I have created a template and also used the python script as a source for my inventory. The question is: what do I do with the AWS keys?
I have already tried to specify them as an extra var in the template and I have also tried to create credentials with the keys, but unfortunately neither works.
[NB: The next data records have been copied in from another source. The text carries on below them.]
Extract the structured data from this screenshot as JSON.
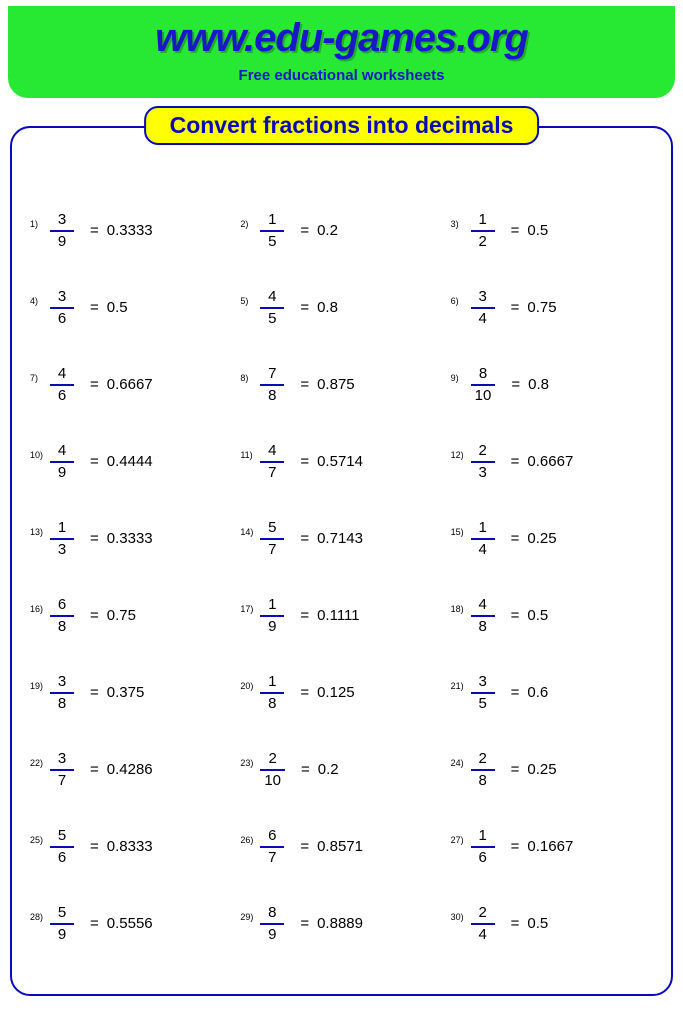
{
  "colors": {
    "header_bg": "#27e833",
    "header_title": "#1818c9",
    "header_subtitle": "#1818c9",
    "pill_bg": "#ffff00",
    "pill_border": "#0b0bb5",
    "pill_text": "#0b0bb5",
    "box_border": "#0b0bb5",
    "frac_bar": "#0b0bb5",
    "text": "#000000"
  },
  "header": {
    "title": "www.edu-games.org",
    "subtitle": "Free educational worksheets"
  },
  "worksheet": {
    "title": "Convert fractions into decimals",
    "problems": [
      {
        "n": "1",
        "num": "3",
        "den": "9",
        "ans": "0.3333"
      },
      {
        "n": "2",
        "num": "1",
        "den": "5",
        "ans": "0.2"
      },
      {
        "n": "3",
        "num": "1",
        "den": "2",
        "ans": "0.5"
      },
      {
        "n": "4",
        "num": "3",
        "den": "6",
        "ans": "0.5"
      },
      {
        "n": "5",
        "num": "4",
        "den": "5",
        "ans": "0.8"
      },
      {
        "n": "6",
        "num": "3",
        "den": "4",
        "ans": "0.75"
      },
      {
        "n": "7",
        "num": "4",
        "den": "6",
        "ans": "0.6667"
      },
      {
        "n": "8",
        "num": "7",
        "den": "8",
        "ans": "0.875"
      },
      {
        "n": "9",
        "num": "8",
        "den": "10",
        "ans": "0.8"
      },
      {
        "n": "10",
        "num": "4",
        "den": "9",
        "ans": "0.4444"
      },
      {
        "n": "11",
        "num": "4",
        "den": "7",
        "ans": "0.5714"
      },
      {
        "n": "12",
        "num": "2",
        "den": "3",
        "ans": "0.6667"
      },
      {
        "n": "13",
        "num": "1",
        "den": "3",
        "ans": "0.3333"
      },
      {
        "n": "14",
        "num": "5",
        "den": "7",
        "ans": "0.7143"
      },
      {
        "n": "15",
        "num": "1",
        "den": "4",
        "ans": "0.25"
      },
      {
        "n": "16",
        "num": "6",
        "den": "8",
        "ans": "0.75"
      },
      {
        "n": "17",
        "num": "1",
        "den": "9",
        "ans": "0.1111"
      },
      {
        "n": "18",
        "num": "4",
        "den": "8",
        "ans": "0.5"
      },
      {
        "n": "19",
        "num": "3",
        "den": "8",
        "ans": "0.375"
      },
      {
        "n": "20",
        "num": "1",
        "den": "8",
        "ans": "0.125"
      },
      {
        "n": "21",
        "num": "3",
        "den": "5",
        "ans": "0.6"
      },
      {
        "n": "22",
        "num": "3",
        "den": "7",
        "ans": "0.4286"
      },
      {
        "n": "23",
        "num": "2",
        "den": "10",
        "ans": "0.2"
      },
      {
        "n": "24",
        "num": "2",
        "den": "8",
        "ans": "0.25"
      },
      {
        "n": "25",
        "num": "5",
        "den": "6",
        "ans": "0.8333"
      },
      {
        "n": "26",
        "num": "6",
        "den": "7",
        "ans": "0.8571"
      },
      {
        "n": "27",
        "num": "1",
        "den": "6",
        "ans": "0.1667"
      },
      {
        "n": "28",
        "num": "5",
        "den": "9",
        "ans": "0.5556"
      },
      {
        "n": "29",
        "num": "8",
        "den": "9",
        "ans": "0.8889"
      },
      {
        "n": "30",
        "num": "2",
        "den": "4",
        "ans": "0.5"
      }
    ]
  }
}
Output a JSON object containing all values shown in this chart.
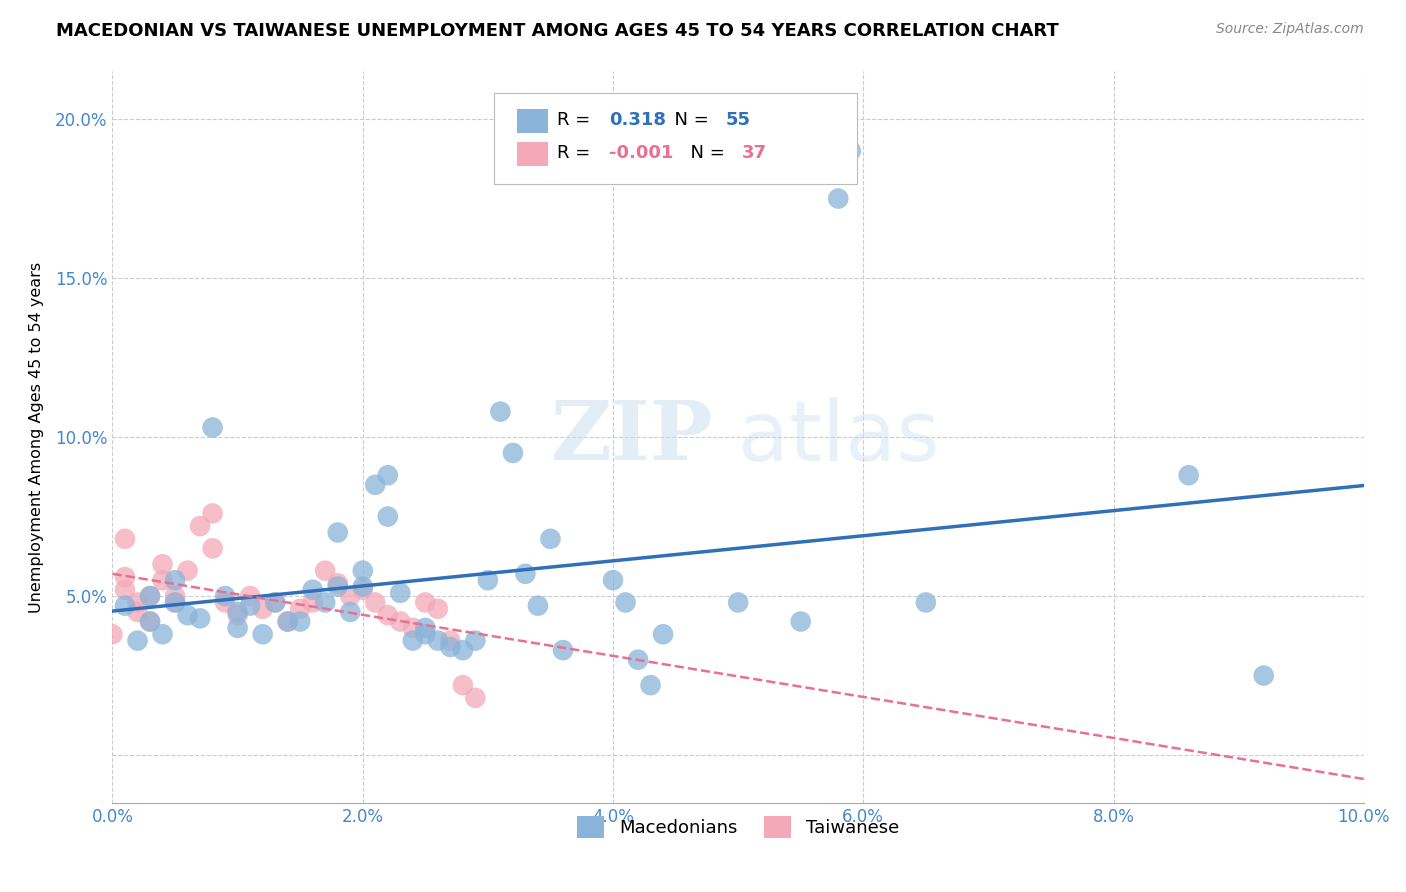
{
  "title": "MACEDONIAN VS TAIWANESE UNEMPLOYMENT AMONG AGES 45 TO 54 YEARS CORRELATION CHART",
  "source": "Source: ZipAtlas.com",
  "ylabel": "Unemployment Among Ages 45 to 54 years",
  "xlim": [
    0.0,
    0.1
  ],
  "ylim": [
    -0.015,
    0.215
  ],
  "xticks": [
    0.0,
    0.02,
    0.04,
    0.06,
    0.08,
    0.1
  ],
  "yticks": [
    0.0,
    0.05,
    0.1,
    0.15,
    0.2
  ],
  "ytick_labels": [
    "",
    "5.0%",
    "10.0%",
    "15.0%",
    "20.0%"
  ],
  "xtick_labels": [
    "0.0%",
    "2.0%",
    "4.0%",
    "6.0%",
    "8.0%",
    "10.0%"
  ],
  "mac_R": "0.318",
  "mac_N": "55",
  "tai_R": "-0.001",
  "tai_N": "37",
  "mac_color": "#8ab4d9",
  "tai_color": "#f4a8b8",
  "mac_line_color": "#3070b8",
  "tai_line_color": "#e87090",
  "bg_color": "#ffffff",
  "grid_color": "#cccccc",
  "tick_color": "#4488cc",
  "macedonians_x": [
    0.001,
    0.002,
    0.003,
    0.003,
    0.004,
    0.005,
    0.005,
    0.006,
    0.007,
    0.008,
    0.009,
    0.01,
    0.01,
    0.011,
    0.012,
    0.013,
    0.014,
    0.015,
    0.016,
    0.017,
    0.018,
    0.018,
    0.019,
    0.02,
    0.02,
    0.021,
    0.022,
    0.022,
    0.023,
    0.024,
    0.025,
    0.025,
    0.026,
    0.027,
    0.028,
    0.029,
    0.03,
    0.031,
    0.032,
    0.033,
    0.034,
    0.035,
    0.036,
    0.04,
    0.041,
    0.042,
    0.043,
    0.044,
    0.05,
    0.055,
    0.058,
    0.059,
    0.065,
    0.086,
    0.092
  ],
  "macedonians_y": [
    0.047,
    0.036,
    0.05,
    0.042,
    0.038,
    0.055,
    0.048,
    0.044,
    0.043,
    0.103,
    0.05,
    0.045,
    0.04,
    0.047,
    0.038,
    0.048,
    0.042,
    0.042,
    0.052,
    0.048,
    0.053,
    0.07,
    0.045,
    0.053,
    0.058,
    0.085,
    0.075,
    0.088,
    0.051,
    0.036,
    0.038,
    0.04,
    0.036,
    0.034,
    0.033,
    0.036,
    0.055,
    0.108,
    0.095,
    0.057,
    0.047,
    0.068,
    0.033,
    0.055,
    0.048,
    0.03,
    0.022,
    0.038,
    0.048,
    0.042,
    0.175,
    0.19,
    0.048,
    0.088,
    0.025
  ],
  "taiwanese_x": [
    0.0,
    0.001,
    0.001,
    0.001,
    0.002,
    0.002,
    0.003,
    0.003,
    0.004,
    0.004,
    0.005,
    0.005,
    0.006,
    0.007,
    0.008,
    0.008,
    0.009,
    0.01,
    0.011,
    0.012,
    0.013,
    0.014,
    0.015,
    0.016,
    0.017,
    0.018,
    0.019,
    0.02,
    0.021,
    0.022,
    0.023,
    0.024,
    0.025,
    0.026,
    0.027,
    0.028,
    0.029
  ],
  "taiwanese_y": [
    0.038,
    0.052,
    0.056,
    0.068,
    0.045,
    0.048,
    0.042,
    0.05,
    0.055,
    0.06,
    0.05,
    0.048,
    0.058,
    0.072,
    0.065,
    0.076,
    0.048,
    0.044,
    0.05,
    0.046,
    0.048,
    0.042,
    0.046,
    0.048,
    0.058,
    0.054,
    0.05,
    0.052,
    0.048,
    0.044,
    0.042,
    0.04,
    0.048,
    0.046,
    0.036,
    0.022,
    0.018
  ]
}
The inventory is not created and my playbook is empty
[WARNING]: Could not match supplied host pattern, ignoring:
ubuntu2204workspacesstopped
PLAY [Start AWS Workspaces (Ubuntu)] *******************************************
skipping: no hosts matched
[WARNING]: Could not match supplied host pattern, ignoring:
amazonlinux2workspacesstopped
PLAY [Start AWS Workspaces (Amazon Linux)] *************************************
skipping: no hosts matched
PLAY [localhost] ***************************************************************
TASK [Time to startPause for 60 seconds] ***************************************
Pausing for 60 seconds
(ctrl+C then 'C' = continue early, ctrl+C then 'A' = abort)
ok: [localhost]
[WARNING]: Could not match supplied host pattern, ignoring:
ubuntu2204workspacesavailable
[WARNING]: Could not match supplied host pattern, ignoring:
amazon2workspacesavailable
PLAY [ubuntu2204workspacesavailable:amazon2workspacesavailable] ****************
skipping: no hosts matched
PLAY RECAP *********************************************************************
localhost : ok=1 changed=0 unreachable=0 failed=0 skipped=0 rescued=0 ignored=0
I’m getting a bit desperate. Does anyone have an idea how I could implement this?